Le premier, ayant eu lieu dans son village, est narré avec les moindres détails du début jusqu’au jour où Hanifa décida de s’enfuir de son domicile conjugal, une fois que son mari s’était rendu au marché d’Azeffoun.

Le réalisateur a pu interviewer deux témoins- clés. D’abord une amie d’enfance de Hanifa qui est revenue sur des détails croustillants.
Par exemple, la manie qu’avait Hanifa, depuis qu’elle était toute petite, à se recroqueviller souvent au coin d’une chambre pour chanter. Sa mère avait cru qu’elle était atteinte de démence et l’avait prise chez un saint tutélaire de Cheurfa, près d’Azazga.
Ce dernier lui prédit un destin des plus cruels. Superstition ou non, cette prophétie allait se confirmer plus tard, suite aux plusieurs mariages éphémères de l’artiste, de la mort de son bébé de cinq mois après sa naissance, de la bouderie de son père «parce qu’elle était incapable de fonder un foyer...», de sa misère sociale dans une baraque dans l’Algérois, en compagnie de sa mère.

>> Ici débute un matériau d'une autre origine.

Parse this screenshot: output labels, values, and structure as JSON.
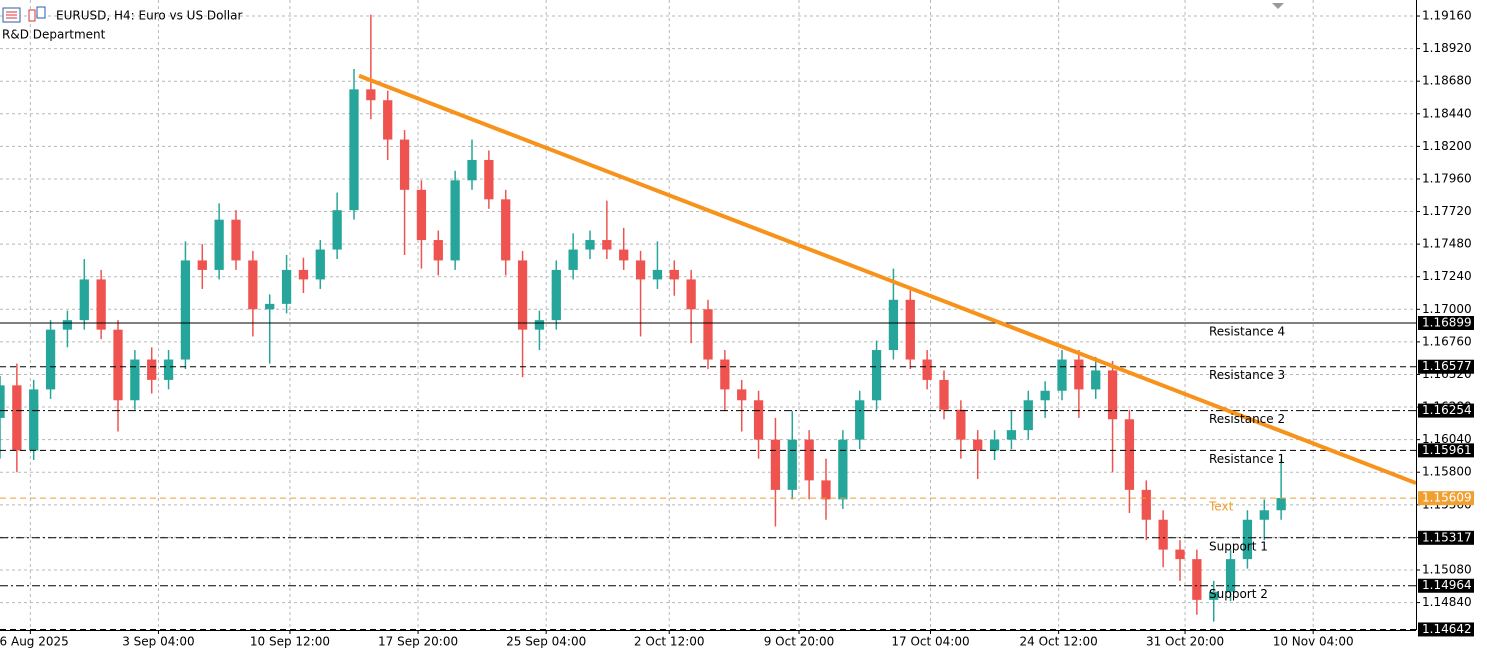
{
  "chart_data": {
    "type": "candlestick",
    "title": "EURUSD, H4:  Euro vs US Dollar",
    "subtitle": "R&D Department",
    "up_color": "#26a69a",
    "down_color": "#ef5350",
    "grid": true,
    "xlim": [
      0,
      84
    ],
    "ylim": [
      1.14638,
      1.19278
    ],
    "yticks": [
      {
        "value": 1.1916,
        "label": "1.19160"
      },
      {
        "value": 1.1892,
        "label": "1.18920"
      },
      {
        "value": 1.1868,
        "label": "1.18680"
      },
      {
        "value": 1.1844,
        "label": "1.18440"
      },
      {
        "value": 1.182,
        "label": "1.18200"
      },
      {
        "value": 1.1796,
        "label": "1.17960"
      },
      {
        "value": 1.1772,
        "label": "1.17720"
      },
      {
        "value": 1.1748,
        "label": "1.17480"
      },
      {
        "value": 1.1724,
        "label": "1.17240"
      },
      {
        "value": 1.17,
        "label": "1.17000"
      },
      {
        "value": 1.1676,
        "label": "1.16760"
      },
      {
        "value": 1.1652,
        "label": "1.16520"
      },
      {
        "value": 1.1628,
        "label": "1.16280"
      },
      {
        "value": 1.1604,
        "label": "1.16040"
      },
      {
        "value": 1.158,
        "label": "1.15800"
      },
      {
        "value": 1.1556,
        "label": "1.15560"
      },
      {
        "value": 1.1532,
        "label": "1.15320"
      },
      {
        "value": 1.1508,
        "label": "1.15080"
      },
      {
        "value": 1.1484,
        "label": "1.14840"
      }
    ],
    "xticks": [
      {
        "value": 1.8,
        "label": "26 Aug 2025"
      },
      {
        "value": 9.4,
        "label": "3 Sep 04:00"
      },
      {
        "value": 17.2,
        "label": "10 Sep 12:00"
      },
      {
        "value": 24.8,
        "label": "17 Sep 20:00"
      },
      {
        "value": 32.4,
        "label": "25 Sep 04:00"
      },
      {
        "value": 39.7,
        "label": "2 Oct 12:00"
      },
      {
        "value": 47.4,
        "label": "9 Oct 20:00"
      },
      {
        "value": 55.2,
        "label": "17 Oct 04:00"
      },
      {
        "value": 62.8,
        "label": "24 Oct 12:00"
      },
      {
        "value": 70.3,
        "label": "31 Oct 20:00"
      },
      {
        "value": 77.9,
        "label": "10 Nov 04:00"
      }
    ],
    "x": [
      0,
      1,
      2,
      3,
      4,
      5,
      6,
      7,
      8,
      9,
      10,
      11,
      12,
      13,
      14,
      15,
      16,
      17,
      18,
      19,
      20,
      21,
      22,
      23,
      24,
      25,
      26,
      27,
      28,
      29,
      30,
      31,
      32,
      33,
      34,
      35,
      36,
      37,
      38,
      39,
      40,
      41,
      42,
      43,
      44,
      45,
      46,
      47,
      48,
      49,
      50,
      51,
      52,
      53,
      54,
      55,
      56,
      57,
      58,
      59,
      60,
      61,
      62,
      63,
      64,
      65,
      66,
      67,
      68,
      69,
      70,
      71,
      72,
      73,
      74,
      75,
      76
    ],
    "candles": [
      [
        1.162,
        1.1651,
        1.159,
        1.1644
      ],
      [
        1.1644,
        1.166,
        1.158,
        1.1596
      ],
      [
        1.1596,
        1.1648,
        1.1589,
        1.1641
      ],
      [
        1.1641,
        1.1692,
        1.1634,
        1.1685
      ],
      [
        1.1685,
        1.1699,
        1.1672,
        1.1692
      ],
      [
        1.1692,
        1.1737,
        1.1685,
        1.1722
      ],
      [
        1.1722,
        1.1729,
        1.1678,
        1.1685
      ],
      [
        1.1685,
        1.1692,
        1.161,
        1.1633
      ],
      [
        1.1633,
        1.167,
        1.1626,
        1.1663
      ],
      [
        1.1663,
        1.1672,
        1.1638,
        1.1648
      ],
      [
        1.1648,
        1.167,
        1.1641,
        1.1663
      ],
      [
        1.1663,
        1.175,
        1.1656,
        1.1736
      ],
      [
        1.1736,
        1.1748,
        1.1715,
        1.1729
      ],
      [
        1.1729,
        1.1778,
        1.1722,
        1.1766
      ],
      [
        1.1766,
        1.1773,
        1.1729,
        1.1736
      ],
      [
        1.1736,
        1.1743,
        1.168,
        1.17
      ],
      [
        1.17,
        1.1711,
        1.166,
        1.1704
      ],
      [
        1.1704,
        1.174,
        1.1697,
        1.1729
      ],
      [
        1.1729,
        1.1738,
        1.1712,
        1.1722
      ],
      [
        1.1722,
        1.1751,
        1.1715,
        1.1744
      ],
      [
        1.1744,
        1.1786,
        1.1737,
        1.1773
      ],
      [
        1.1773,
        1.1877,
        1.1766,
        1.1862
      ],
      [
        1.1862,
        1.1917,
        1.184,
        1.1854
      ],
      [
        1.1854,
        1.1861,
        1.181,
        1.1825
      ],
      [
        1.1825,
        1.1832,
        1.174,
        1.1788
      ],
      [
        1.1788,
        1.1795,
        1.173,
        1.1751
      ],
      [
        1.1751,
        1.1758,
        1.1725,
        1.1736
      ],
      [
        1.1736,
        1.1802,
        1.1729,
        1.1795
      ],
      [
        1.1795,
        1.1825,
        1.1788,
        1.181
      ],
      [
        1.181,
        1.1817,
        1.1774,
        1.1781
      ],
      [
        1.1781,
        1.1788,
        1.1725,
        1.1736
      ],
      [
        1.1736,
        1.1743,
        1.165,
        1.1685
      ],
      [
        1.1685,
        1.1699,
        1.167,
        1.1692
      ],
      [
        1.1692,
        1.1736,
        1.1685,
        1.1729
      ],
      [
        1.1729,
        1.1756,
        1.1722,
        1.1744
      ],
      [
        1.1744,
        1.1758,
        1.1737,
        1.1751
      ],
      [
        1.1751,
        1.178,
        1.1737,
        1.1744
      ],
      [
        1.1744,
        1.176,
        1.1729,
        1.1736
      ],
      [
        1.1736,
        1.1743,
        1.168,
        1.1722
      ],
      [
        1.1722,
        1.175,
        1.1715,
        1.1729
      ],
      [
        1.1729,
        1.1736,
        1.171,
        1.1722
      ],
      [
        1.1722,
        1.1729,
        1.1675,
        1.17
      ],
      [
        1.17,
        1.1707,
        1.1656,
        1.1663
      ],
      [
        1.1663,
        1.167,
        1.1625,
        1.1641
      ],
      [
        1.1641,
        1.1648,
        1.161,
        1.1633
      ],
      [
        1.1633,
        1.164,
        1.159,
        1.1604
      ],
      [
        1.1604,
        1.162,
        1.154,
        1.1567
      ],
      [
        1.1567,
        1.1625,
        1.156,
        1.1604
      ],
      [
        1.1604,
        1.1611,
        1.156,
        1.1574
      ],
      [
        1.1574,
        1.159,
        1.1545,
        1.156
      ],
      [
        1.156,
        1.1611,
        1.1553,
        1.1604
      ],
      [
        1.1604,
        1.164,
        1.1597,
        1.1633
      ],
      [
        1.1633,
        1.1677,
        1.1626,
        1.167
      ],
      [
        1.167,
        1.173,
        1.1663,
        1.1707
      ],
      [
        1.1707,
        1.1714,
        1.1656,
        1.1663
      ],
      [
        1.1663,
        1.167,
        1.1641,
        1.1648
      ],
      [
        1.1648,
        1.1655,
        1.1619,
        1.1626
      ],
      [
        1.1626,
        1.1633,
        1.159,
        1.1604
      ],
      [
        1.1604,
        1.1611,
        1.1575,
        1.1596
      ],
      [
        1.1596,
        1.1611,
        1.1589,
        1.1604
      ],
      [
        1.1604,
        1.1625,
        1.1597,
        1.1611
      ],
      [
        1.1611,
        1.164,
        1.1604,
        1.1633
      ],
      [
        1.1633,
        1.1647,
        1.162,
        1.164
      ],
      [
        1.164,
        1.167,
        1.1633,
        1.1663
      ],
      [
        1.1663,
        1.167,
        1.162,
        1.1641
      ],
      [
        1.1641,
        1.1665,
        1.1634,
        1.1655
      ],
      [
        1.1655,
        1.1662,
        1.158,
        1.1619
      ],
      [
        1.1619,
        1.1626,
        1.155,
        1.1567
      ],
      [
        1.1567,
        1.1574,
        1.153,
        1.1545
      ],
      [
        1.1545,
        1.1552,
        1.151,
        1.1523
      ],
      [
        1.1523,
        1.153,
        1.15,
        1.1516
      ],
      [
        1.1516,
        1.1523,
        1.1475,
        1.1486
      ],
      [
        1.1486,
        1.15,
        1.147,
        1.1492
      ],
      [
        1.1492,
        1.1523,
        1.1485,
        1.1516
      ],
      [
        1.1516,
        1.1552,
        1.1509,
        1.1545
      ],
      [
        1.1545,
        1.156,
        1.153,
        1.1552
      ],
      [
        1.1552,
        1.159,
        1.1545,
        1.1561
      ]
    ],
    "levels": [
      {
        "name": "Resistance 4",
        "value": 1.16899,
        "style": "solid",
        "color": "#000000"
      },
      {
        "name": "Resistance 3",
        "value": 1.16577,
        "style": "dashed",
        "color": "#000000"
      },
      {
        "name": "Resistance 2",
        "value": 1.16254,
        "style": "dashdot",
        "color": "#000000"
      },
      {
        "name": "Resistance 1",
        "value": 1.15961,
        "style": "dashed",
        "color": "#000000"
      },
      {
        "name": "Text",
        "value": 1.15609,
        "style": "dashed",
        "color": "#f0a030"
      },
      {
        "name": "Support 1",
        "value": 1.15317,
        "style": "dashdot",
        "color": "#000000"
      },
      {
        "name": "Support 2",
        "value": 1.14964,
        "style": "dashdot",
        "color": "#000000"
      },
      {
        "value": 1.14642,
        "style": "dashed",
        "color": "#000000"
      }
    ],
    "trendline": {
      "x": [
        21.3,
        84
      ],
      "values": [
        1.1872,
        1.1572
      ],
      "color": "#f7931a"
    }
  }
}
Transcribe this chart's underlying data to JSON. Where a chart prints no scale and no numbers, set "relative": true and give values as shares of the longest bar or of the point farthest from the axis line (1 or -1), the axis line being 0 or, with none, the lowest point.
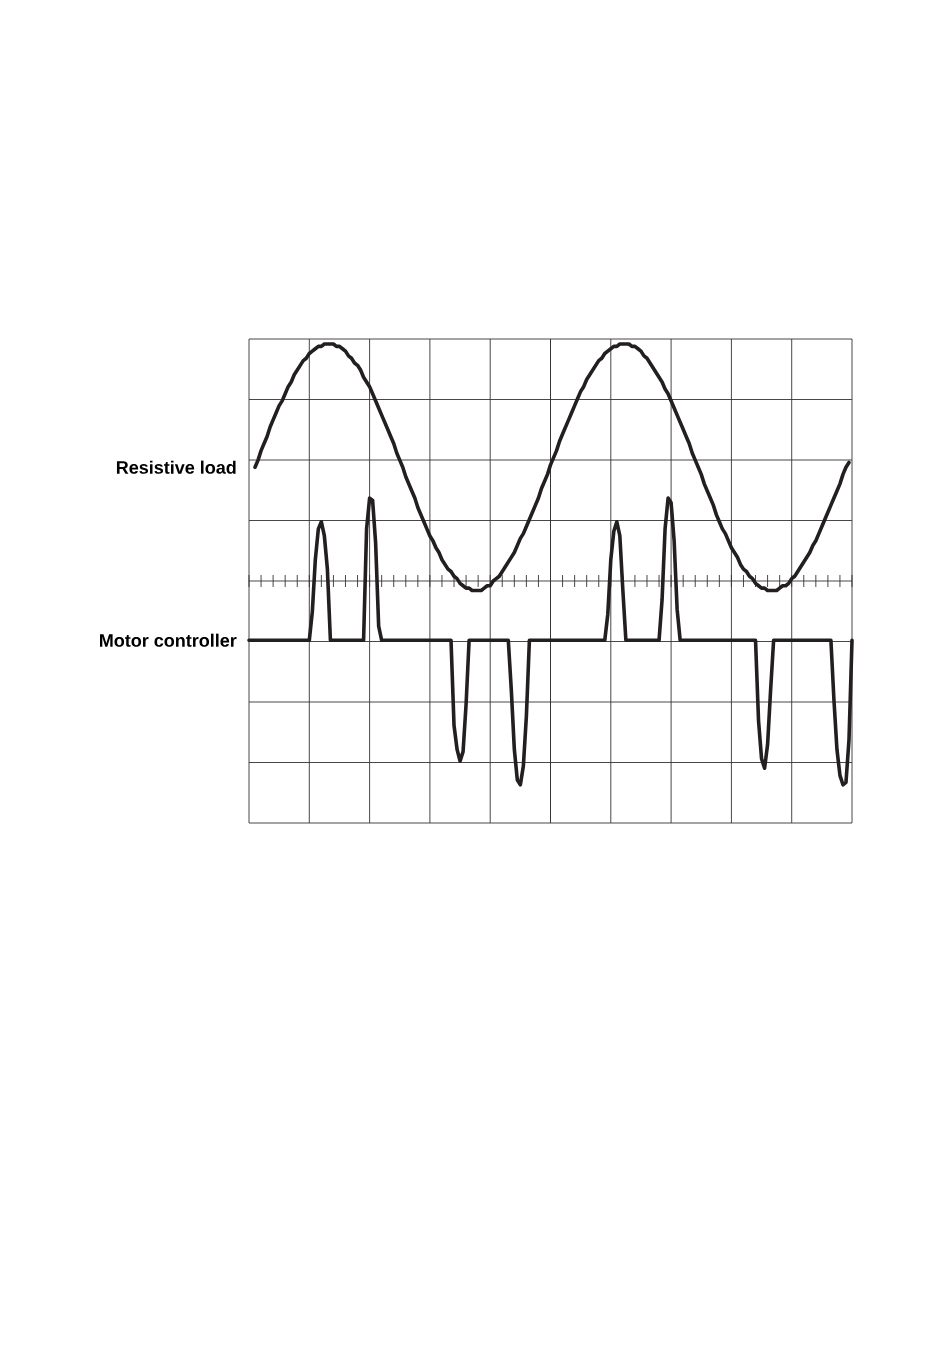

De son côté, Kamel Hamadi a abordé le parcours artistique de Hanifa, de son départ d’Alger et de son éclosion artistique. Kamel Hamadi a témoigné des premiers pas de Hanifa dans les cabarets de Saint-Michel à Paris. Il a aussi indiqué que les chansons qu’il lui composait étaient directement inspirées d’une artiste syrienne, comme la célèbre chanson «Ay afrux iw». Hanifa a aussi joué des rôles dans deux films dont l’un est inspiré d’un roman de Jules Roy et l’autre de la trilogie romanesque de Mohammed Dib.
Le documentaire sur Hanifa a été réalisé sur la base d’un livre du journaliste Rachid Hammoudi Hanifa: une vie brûlée et coréalisé par Ramdane Iftini et Samy Allam.